La chapelle Saint-Martin ou de Burnkirch d’Illfurth : entre vestige médiéval et légendes de possession
Située dans le Haut-Rhin, la chapelle — ou plutôt l’ancienne église Saint-Martin d’Illfurth — constitue l’un des rares témoins du patrimoine religieux médiéval du village.

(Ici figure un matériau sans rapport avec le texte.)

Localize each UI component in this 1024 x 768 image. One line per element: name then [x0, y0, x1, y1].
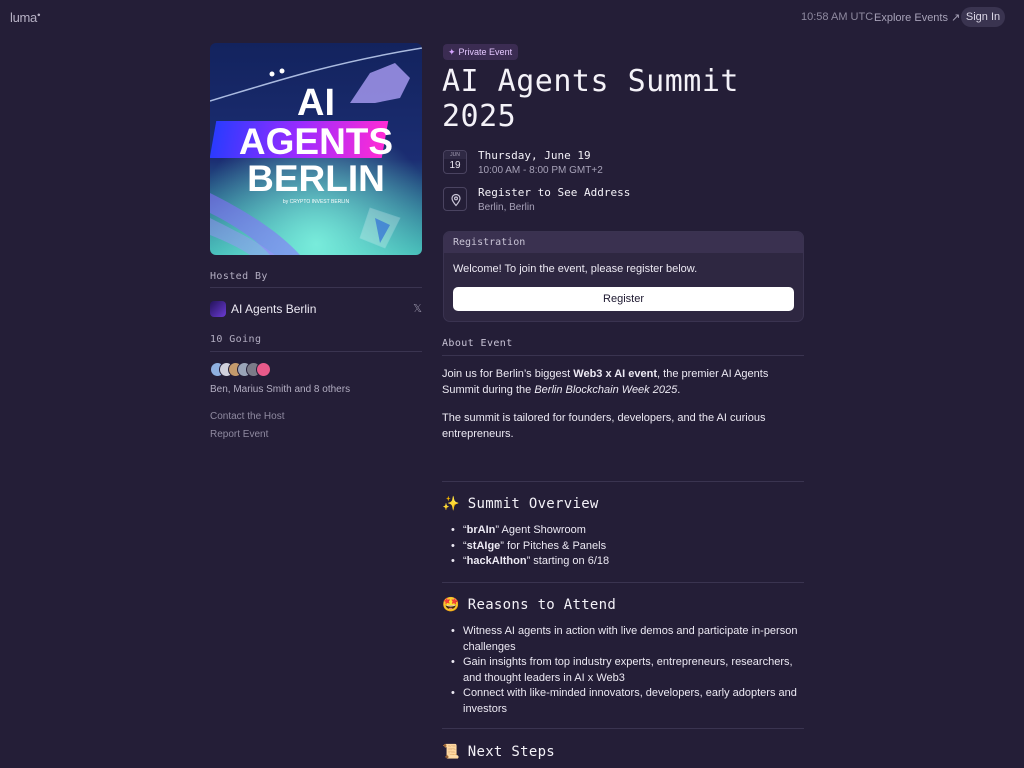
- list-item: Connect with like-minded innovators, dev…: [449, 686, 804, 717]
- list-item: Gain insights from top industry experts,…: [449, 655, 804, 686]
- reasons-heading: 🤩 Reasons to Attend: [442, 597, 617, 613]
- location-pin-icon: [443, 187, 467, 211]
- register-button[interactable]: Register: [453, 287, 794, 311]
- cover-artwork: AI AGENTS BERLIN by CRYPTO INVEST BERLIN: [210, 43, 422, 255]
- going-count-label: 10 Going: [210, 334, 262, 345]
- list-item: “stAIge” for Pitches & Panels: [449, 539, 804, 555]
- cover-title-line3: BERLIN: [247, 158, 385, 199]
- star-struck-icon: 🤩: [442, 597, 460, 613]
- about-event-label: About Event: [442, 338, 513, 349]
- event-time: 10:00 AM - 8:00 PM GMT+2: [478, 165, 603, 176]
- divider: [442, 355, 804, 356]
- summit-overview-heading: ✨ Summit Overview: [442, 496, 599, 512]
- sign-in-button[interactable]: Sign In: [961, 7, 1005, 27]
- sparkles-icon: ✨: [442, 496, 460, 512]
- sparkle-icon: ✦: [448, 47, 456, 57]
- registration-header: Registration: [444, 232, 803, 253]
- attendees-summary: Ben, Marius Smith and 8 others: [210, 384, 351, 395]
- about-paragraph-2: The summit is tailored for founders, dev…: [442, 412, 766, 440]
- registration-welcome-text: Welcome! To join the event, please regis…: [453, 263, 698, 275]
- hosted-by-label: Hosted By: [210, 271, 268, 282]
- registration-card: Registration Welcome! To join the event,…: [443, 231, 804, 322]
- address-city: Berlin, Berlin: [478, 202, 535, 213]
- list-item: Witness AI agents in action with live de…: [449, 624, 804, 655]
- x-social-icon[interactable]: 𝕏: [413, 302, 422, 315]
- event-date: Thursday, June 19: [478, 149, 591, 162]
- cover-title-line2: AGENTS: [239, 121, 393, 162]
- luma-logo[interactable]: luma●: [10, 10, 41, 25]
- cover-byline: by CRYPTO INVEST BERLIN: [283, 199, 350, 205]
- explore-events-link[interactable]: Explore Events ↗: [874, 11, 960, 24]
- divider: [442, 582, 804, 583]
- contact-host-link[interactable]: Contact the Host: [210, 411, 284, 422]
- current-time: 10:58 AM UTC: [801, 11, 874, 23]
- summit-overview-list: “brAIn” Agent Showroom “stAIge” for Pitc…: [449, 523, 804, 570]
- report-event-link[interactable]: Report Event: [210, 429, 268, 440]
- host-name[interactable]: AI Agents Berlin: [231, 302, 316, 316]
- calendar-icon: JUN 19: [443, 150, 467, 174]
- event-title: AI Agents Summit 2025: [442, 64, 739, 134]
- top-bar: luma● 10:58 AM UTC Explore Events ↗ Sign…: [0, 0, 1024, 36]
- divider: [210, 287, 422, 288]
- reasons-list: Witness AI agents in action with live de…: [449, 624, 804, 717]
- host-row[interactable]: AI Agents Berlin 𝕏: [210, 300, 422, 318]
- host-avatar: [210, 301, 226, 317]
- divider: [210, 351, 422, 352]
- about-paragraph-1: Join us for Berlin’s biggest Web3 x AI e…: [442, 368, 769, 396]
- list-item: “brAIn” Agent Showroom: [449, 523, 804, 539]
- address-title: Register to See Address: [478, 186, 631, 199]
- event-cover-image: AI AGENTS BERLIN by CRYPTO INVEST BERLIN: [210, 43, 422, 255]
- list-item: “hackAIthon” starting on 6/18: [449, 554, 804, 570]
- divider: [442, 728, 804, 729]
- cover-title-line1: AI: [297, 82, 335, 124]
- divider: [442, 481, 804, 482]
- next-steps-heading: 📜 Next Steps: [442, 744, 556, 760]
- private-event-badge: ✦ Private Event: [443, 44, 519, 60]
- avatar: [256, 362, 271, 377]
- scroll-icon: 📜: [442, 744, 460, 760]
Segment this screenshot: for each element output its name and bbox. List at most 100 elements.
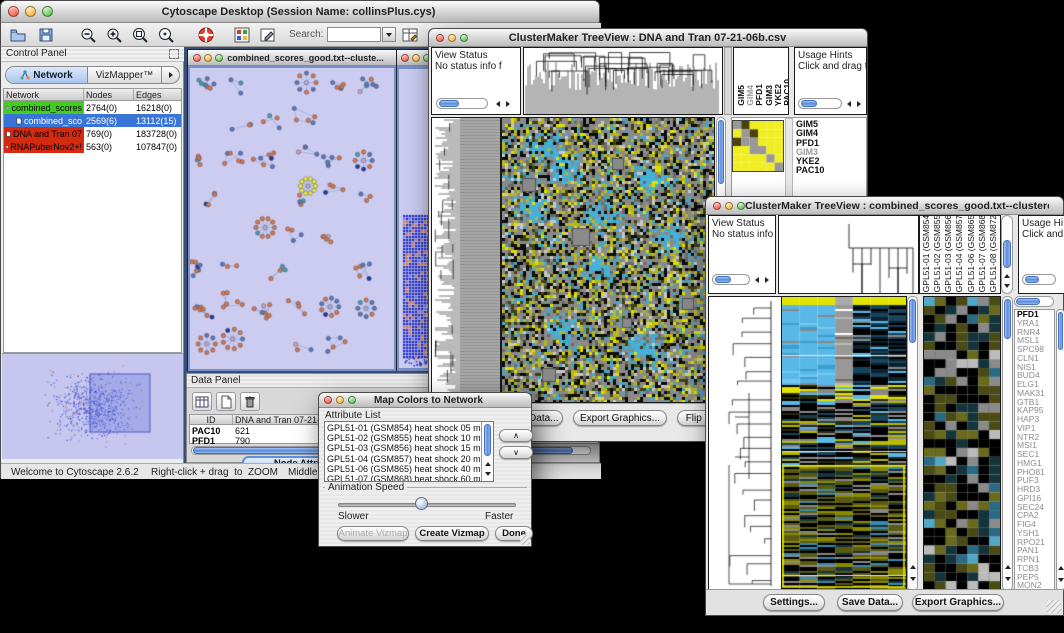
column-label[interactable]: PFD1: [754, 84, 763, 106]
column-label[interactable]: GPL51-06 (GSM865): [966, 215, 977, 292]
tv1-heatmap[interactable]: [501, 117, 715, 403]
minimize-button[interactable]: [25, 6, 36, 17]
search-input[interactable]: [327, 27, 381, 42]
column-label[interactable]: GPL51-08 (GSM872): [988, 215, 999, 292]
close-button[interactable]: [436, 34, 444, 42]
scroll-down-icon[interactable]: [485, 472, 491, 476]
network-row-combined-scores[interactable]: combined_scores 2764(0) 16218(0): [4, 101, 181, 114]
zoom-out-icon[interactable]: [79, 26, 97, 44]
tv1-zoom-matrix[interactable]: [732, 120, 784, 172]
scrollbar-thumb[interactable]: [1003, 240, 1011, 268]
minimize-button[interactable]: [204, 54, 212, 62]
scroll-up-icon[interactable]: [485, 462, 491, 466]
column-label[interactable]: GPL51-07 (GSM868): [977, 215, 988, 292]
animate-vizmap-button[interactable]: Animate Vizmap: [337, 526, 409, 541]
attribute-browser-icon[interactable]: [401, 26, 419, 44]
save-icon[interactable]: [37, 26, 55, 44]
scroll-down-icon[interactable]: [1004, 284, 1010, 288]
delete-attribute-trash-icon[interactable]: [240, 392, 260, 411]
tv2-heatmap[interactable]: [781, 296, 907, 591]
birds-eye-canvas[interactable]: [2, 354, 183, 459]
tv1-mini-scroll-strip[interactable]: [724, 47, 732, 115]
network-row-dna-tran[interactable]: DNA and Tran 07 769(0) 183728(0): [4, 127, 181, 140]
close-button[interactable]: [401, 54, 409, 62]
tv2-collabel-vscrollbar[interactable]: [1001, 215, 1013, 294]
tab-overflow-button[interactable]: [162, 67, 179, 83]
network-row-rnapuber[interactable]: RNAPuberNov2+! 563(0) 107847(0): [4, 140, 181, 153]
row-label[interactable]: PAC10: [796, 166, 856, 175]
zoom-fit-icon[interactable]: [131, 26, 149, 44]
tv2-zoom-pane[interactable]: [923, 296, 1001, 591]
minimize-button[interactable]: [412, 54, 420, 62]
attribute-list-vscrollbar[interactable]: [481, 422, 493, 481]
column-label[interactable]: GIM4: [745, 85, 754, 106]
tv1-row-dendrogram[interactable]: [431, 117, 501, 403]
tv2-label-vscrollbar[interactable]: [1056, 309, 1064, 591]
scroll-down-icon[interactable]: [1005, 577, 1011, 581]
select-attributes-icon[interactable]: [192, 392, 212, 411]
attribute-list-item[interactable]: GPL51-01 (GSM854) heat shock 05 min: [327, 423, 491, 433]
resize-grip[interactable]: [1047, 600, 1061, 613]
new-attribute-icon[interactable]: [216, 392, 236, 411]
column-label[interactable]: GPL51-01 (GSM854): [921, 215, 932, 292]
tv2-zoom-vscrollbar[interactable]: [1002, 296, 1013, 591]
search-dropdown-button[interactable]: [382, 27, 396, 42]
column-label[interactable]: GIM3: [764, 85, 773, 106]
attribute-list-item[interactable]: GPL51-02 (GSM855) heat shock 10 min: [327, 433, 491, 443]
maximize-button[interactable]: [737, 202, 745, 210]
column-header-id[interactable]: ID: [190, 415, 233, 424]
scrollbar-thumb[interactable]: [1016, 298, 1040, 305]
scroll-down-icon[interactable]: [1058, 578, 1064, 582]
scrollbar-thumb[interactable]: [1004, 299, 1011, 339]
create-vizmap-button[interactable]: Create Vizmap: [415, 526, 489, 541]
scroll-right-icon[interactable]: [765, 277, 769, 283]
tv2-export-graphics-button[interactable]: Export Graphics...: [912, 594, 1004, 611]
tv2-hints-hscrollbar[interactable]: [1022, 274, 1056, 285]
column-header-edges[interactable]: Edges: [134, 89, 181, 100]
scroll-right-icon[interactable]: [506, 101, 510, 107]
tv2-heatmap-vscrollbar[interactable]: [907, 296, 918, 591]
scroll-left-icon[interactable]: [847, 101, 851, 107]
column-label[interactable]: GIM5: [736, 85, 745, 106]
dialog-titlebar[interactable]: Map Colors to Network: [319, 393, 531, 408]
zoom-actual-size-icon[interactable]: [157, 26, 175, 44]
tv2-row-dendrogram[interactable]: [708, 296, 782, 591]
column-label[interactable]: PAC10: [782, 79, 789, 106]
column-header-network[interactable]: Network: [4, 89, 84, 100]
column-label[interactable]: GPL51-04 (GSM857): [954, 215, 965, 292]
network-graph-canvas[interactable]: [190, 68, 394, 369]
close-button[interactable]: [324, 396, 332, 404]
scrollbar-thumb[interactable]: [1058, 312, 1063, 350]
scroll-left-icon[interactable]: [496, 101, 500, 107]
column-label[interactable]: GPL51-02 (GSM855): [932, 215, 943, 292]
scrollbar-thumb[interactable]: [715, 276, 731, 283]
main-titlebar[interactable]: Cytoscape Desktop (Session Name: collins…: [1, 1, 599, 23]
tv1-status-hscrollbar[interactable]: [436, 98, 488, 109]
minimize-button[interactable]: [448, 34, 456, 42]
maximize-button[interactable]: [348, 396, 356, 404]
close-button[interactable]: [713, 202, 721, 210]
tv1-hints-hscrollbar[interactable]: [798, 98, 842, 109]
tv1-export-graphics-button[interactable]: Export Graphics...: [573, 410, 667, 426]
maximize-button[interactable]: [215, 54, 223, 62]
help-ring-icon[interactable]: [197, 26, 215, 44]
scroll-left-icon[interactable]: [755, 277, 759, 283]
close-button[interactable]: [193, 54, 201, 62]
treeview2-titlebar[interactable]: ClusterMaker TreeView : combined_scores_…: [706, 197, 1063, 215]
column-header-nodes[interactable]: Nodes: [84, 89, 134, 100]
network-window-1-titlebar[interactable]: combined_scores_good.txt--cluste...: [188, 50, 396, 66]
column-label[interactable]: YKE2: [773, 84, 782, 106]
scrollbar-thumb[interactable]: [1025, 276, 1039, 283]
scrollbar-thumb[interactable]: [484, 424, 491, 456]
scroll-up-icon[interactable]: [910, 565, 916, 569]
scroll-up-icon[interactable]: [1004, 274, 1010, 278]
birds-eye-view[interactable]: [2, 353, 183, 459]
scrollbar-thumb[interactable]: [439, 100, 459, 107]
attribute-list-item[interactable]: GPL51-07 (GSM868) heat shock 60 min: [327, 474, 491, 482]
scroll-up-icon[interactable]: [1058, 566, 1064, 570]
scrollbar-thumb[interactable]: [718, 120, 724, 184]
tv2-save-data-button[interactable]: Save Data...: [837, 594, 903, 611]
tv2-label-hscrollbar[interactable]: [1014, 296, 1054, 307]
treeview1-titlebar[interactable]: ClusterMaker TreeView : DNA and Tran 07-…: [429, 29, 867, 47]
move-down-button[interactable]: ∨: [499, 446, 533, 459]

Si aujourd’hui il n’en subsiste que la tour-chœur transformée en dépôt communal, ce lieu concentre à lui seul une charge historique, spirituelle et légendaire qui dépasse largement le cadre local.
Un édifice pluriséculaire
La première construction remonte au tournant des XIIIᵉ et XIVᵉ siècles. La tour-chœur, encore visible, présente une architecture gothique sobre, voûtée d’ogives, avec des fragments de peintures murales du XVe siècle. Au XVIIIᵉ siècle, l’église fut profondément remaniée : la nef d’origine fut détruite et remplacée par une nouvelle structure en 1742. Celle-ci, trop vétuste un siècle plus tard, fut elle-même démolie dans les années 1970, ne laissant subsister que la tour médiévale, classée aujourd’hui au titre des monuments historiques.
Cette réduction de l’édifice traduit un changement d’usage : de cœur paroissial, l’église Saint-Martin est devenue simple dépôt communal. Pendant ce temps, la communauté villageoise construisait une nouvelle église moderne, toujours en service, à l’image de l’évolution des pratiques cultuelles et du paysage religieux local.
Les possédés d’Illfurth : un épisode documenté
L’histoire d’Illfurth est marquée par une affaire qui fit grand bruit au XIXᵉ siècle : celle des possédés d’Illfurth. Deux enfants du village, Thiébaut et Joseph Bürner, furent déclarés « possédés par des forces démoniaques ». Leurs crises, convulsions et comportements jugés inexplicables attirèrent rapidement l’attention du clergé. Des rituels d’exorcisme, menés par le prêtre Souquat, furent alors réalisés.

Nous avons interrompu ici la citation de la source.